REFERENCE SIGNS LIST

100 Liquid handling device

110 Substrate

120 First liquid inlet

130 First channel

140 Second liquid inlet

150 Second liquid common channel

160 Second channel

161 Main channel of second channel

162 First sub channel of second channel

163 Second sub channel of second channel

164 Third sub channel of second channel

170 Third channel

171 Main channel of third channel

172 First sub channel of third channel

173 Second sub channel of third channel

174 Third sub channel of third channel

180 Droplet generator

190 Droplet channel

200 Droplet outlet

W0 Width of first channel

W1 Opening width of main channel of second channel

W2, W3, W7 Opening width of sub channel of second channel

W4, W5, W6, W8 Width of first channel

LS1 Distance between openings of main channel and first sub channel of second channel

LS2 Distance between openings of first sub channel and second sub channel

Claims

1. A liquid handling device comprising:

a first channel that allows a first liquid to flow through;

a second channel that allows a second liquid to move through, the second channel joining the first channel;

a third channel that allows the second liquid to move through, the third channel joining the first channel; and

a droplet generator configured such that the second liquid flowing in the second channel and the third channel divides the first liquid flowing in the first channel into droplets, the droplet generator being a junction of the second channel and the third channel with the first channel,

wherein

the second channel and the third channel each include a main channel and a sub channel on a downstream side,

an opening of the main channel of the second channel with respect to the first channel is disposed to face an opening of the main channel of the third channel with respect to the first channel, and

an opening of the sub channel of the second channel with respect to the first channel is disposed to face an opening of the sub channel of the third channel with respect to the first channel.
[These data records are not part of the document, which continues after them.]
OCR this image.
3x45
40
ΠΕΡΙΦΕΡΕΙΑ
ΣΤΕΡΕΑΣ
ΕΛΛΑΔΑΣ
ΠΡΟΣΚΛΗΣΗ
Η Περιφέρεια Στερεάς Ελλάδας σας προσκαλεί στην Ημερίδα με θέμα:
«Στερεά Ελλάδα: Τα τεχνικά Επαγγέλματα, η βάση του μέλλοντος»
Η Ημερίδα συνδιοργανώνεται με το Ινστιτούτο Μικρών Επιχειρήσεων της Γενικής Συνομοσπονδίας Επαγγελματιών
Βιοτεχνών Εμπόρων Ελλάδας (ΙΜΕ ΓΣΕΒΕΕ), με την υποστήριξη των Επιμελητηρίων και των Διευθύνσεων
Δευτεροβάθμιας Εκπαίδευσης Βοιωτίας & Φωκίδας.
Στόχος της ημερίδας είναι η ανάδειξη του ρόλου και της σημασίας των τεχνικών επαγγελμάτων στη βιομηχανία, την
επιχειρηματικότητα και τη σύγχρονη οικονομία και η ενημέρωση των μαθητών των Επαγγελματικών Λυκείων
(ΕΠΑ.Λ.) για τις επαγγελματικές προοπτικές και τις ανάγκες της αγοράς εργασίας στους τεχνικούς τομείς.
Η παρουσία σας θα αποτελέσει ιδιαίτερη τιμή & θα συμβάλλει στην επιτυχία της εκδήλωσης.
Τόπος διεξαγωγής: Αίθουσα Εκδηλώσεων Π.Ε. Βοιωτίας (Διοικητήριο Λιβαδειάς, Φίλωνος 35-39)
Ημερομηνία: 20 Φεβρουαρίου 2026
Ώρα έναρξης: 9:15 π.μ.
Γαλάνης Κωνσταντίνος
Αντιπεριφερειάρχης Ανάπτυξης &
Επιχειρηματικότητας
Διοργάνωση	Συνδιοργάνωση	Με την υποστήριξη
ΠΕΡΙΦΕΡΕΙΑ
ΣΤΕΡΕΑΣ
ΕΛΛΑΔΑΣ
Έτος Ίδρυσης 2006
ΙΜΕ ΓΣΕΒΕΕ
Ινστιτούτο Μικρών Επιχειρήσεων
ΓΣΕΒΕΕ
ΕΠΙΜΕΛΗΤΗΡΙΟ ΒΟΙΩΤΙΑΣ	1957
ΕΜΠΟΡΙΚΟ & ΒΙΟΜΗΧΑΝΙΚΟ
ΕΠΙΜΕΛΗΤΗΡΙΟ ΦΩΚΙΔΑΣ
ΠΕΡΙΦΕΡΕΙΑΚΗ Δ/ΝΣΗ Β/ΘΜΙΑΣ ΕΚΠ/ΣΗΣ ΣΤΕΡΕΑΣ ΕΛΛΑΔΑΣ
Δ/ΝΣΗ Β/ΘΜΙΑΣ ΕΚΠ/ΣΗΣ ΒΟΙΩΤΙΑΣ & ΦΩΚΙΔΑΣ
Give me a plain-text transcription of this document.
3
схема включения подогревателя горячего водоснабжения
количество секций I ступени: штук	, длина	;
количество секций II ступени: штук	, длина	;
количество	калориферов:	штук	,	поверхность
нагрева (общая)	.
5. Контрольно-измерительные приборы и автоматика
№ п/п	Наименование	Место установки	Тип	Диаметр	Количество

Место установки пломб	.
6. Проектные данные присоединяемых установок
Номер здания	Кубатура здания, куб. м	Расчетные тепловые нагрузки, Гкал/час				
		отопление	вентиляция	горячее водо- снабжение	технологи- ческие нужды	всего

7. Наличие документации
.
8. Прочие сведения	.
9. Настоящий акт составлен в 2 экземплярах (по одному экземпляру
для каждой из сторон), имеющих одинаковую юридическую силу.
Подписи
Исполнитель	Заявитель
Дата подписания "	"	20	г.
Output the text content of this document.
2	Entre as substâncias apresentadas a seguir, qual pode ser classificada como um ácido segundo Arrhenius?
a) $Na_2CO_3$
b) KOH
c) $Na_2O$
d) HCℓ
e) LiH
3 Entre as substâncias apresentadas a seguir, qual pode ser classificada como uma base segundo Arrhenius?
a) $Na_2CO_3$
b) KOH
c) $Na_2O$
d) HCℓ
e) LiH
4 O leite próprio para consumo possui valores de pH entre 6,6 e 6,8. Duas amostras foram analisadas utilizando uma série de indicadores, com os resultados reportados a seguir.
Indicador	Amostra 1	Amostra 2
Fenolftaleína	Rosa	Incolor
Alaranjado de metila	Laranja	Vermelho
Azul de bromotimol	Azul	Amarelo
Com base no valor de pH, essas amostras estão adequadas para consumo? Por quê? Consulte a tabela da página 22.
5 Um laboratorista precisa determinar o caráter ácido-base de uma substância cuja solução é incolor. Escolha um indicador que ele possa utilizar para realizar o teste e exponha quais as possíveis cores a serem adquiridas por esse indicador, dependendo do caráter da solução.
2. The liquid handling device according to claim 1, wherein:

in the droplet generator, the openings of the main channels of the second channel and the third channel are disposed in the first channel upstream from the openings of the sub channels of the second channel and the third channel, respectively, and

in the droplet generator, widths of the openings of the main channels of the second channel and the third channel are larger than widths of the openings of the sub channels of the second channel and the third channel, respectively.

3. The liquid handling device according to claim 1, wherein, in the droplet generator, the widths of the openings of the sub channels of the second channel and the third channel are each equal to or less than a width of the first channel.

4. The liquid handling device according to claim 1, further comprising:

a second liquid inlet for introducing the second liquid,

wherein the second channel and the third channel are both connected to the second liquid inlet.

5. The liquid handling device according to claim 1, wherein:

a maximum difference between a first width and a second width is 100μm or less, the first width being a width of the first channel at a junction of the first channel with the main channels of the second channel and the third channel, the second width being a width of the first channel at a junction of the first channel with the sub channels of the second channel and the third channel.

6. The liquid handling device according to claim 1, wherein:

the sub channels of the second channel and the third channel each include two or more sub channels;

a distance between the opening of the main channel of the second channel and the opening of the sub channel of the second channel is less than 100μm, and a distance between openings of the two or more sub channels of the second channel is less than 100μm; and

a distance between the opening of the main channel of the third channel and the opening of the sub channel of the third channel is less than 100μm, and a distance between openings of the two or more sub channels of the third channel is less than 100μm.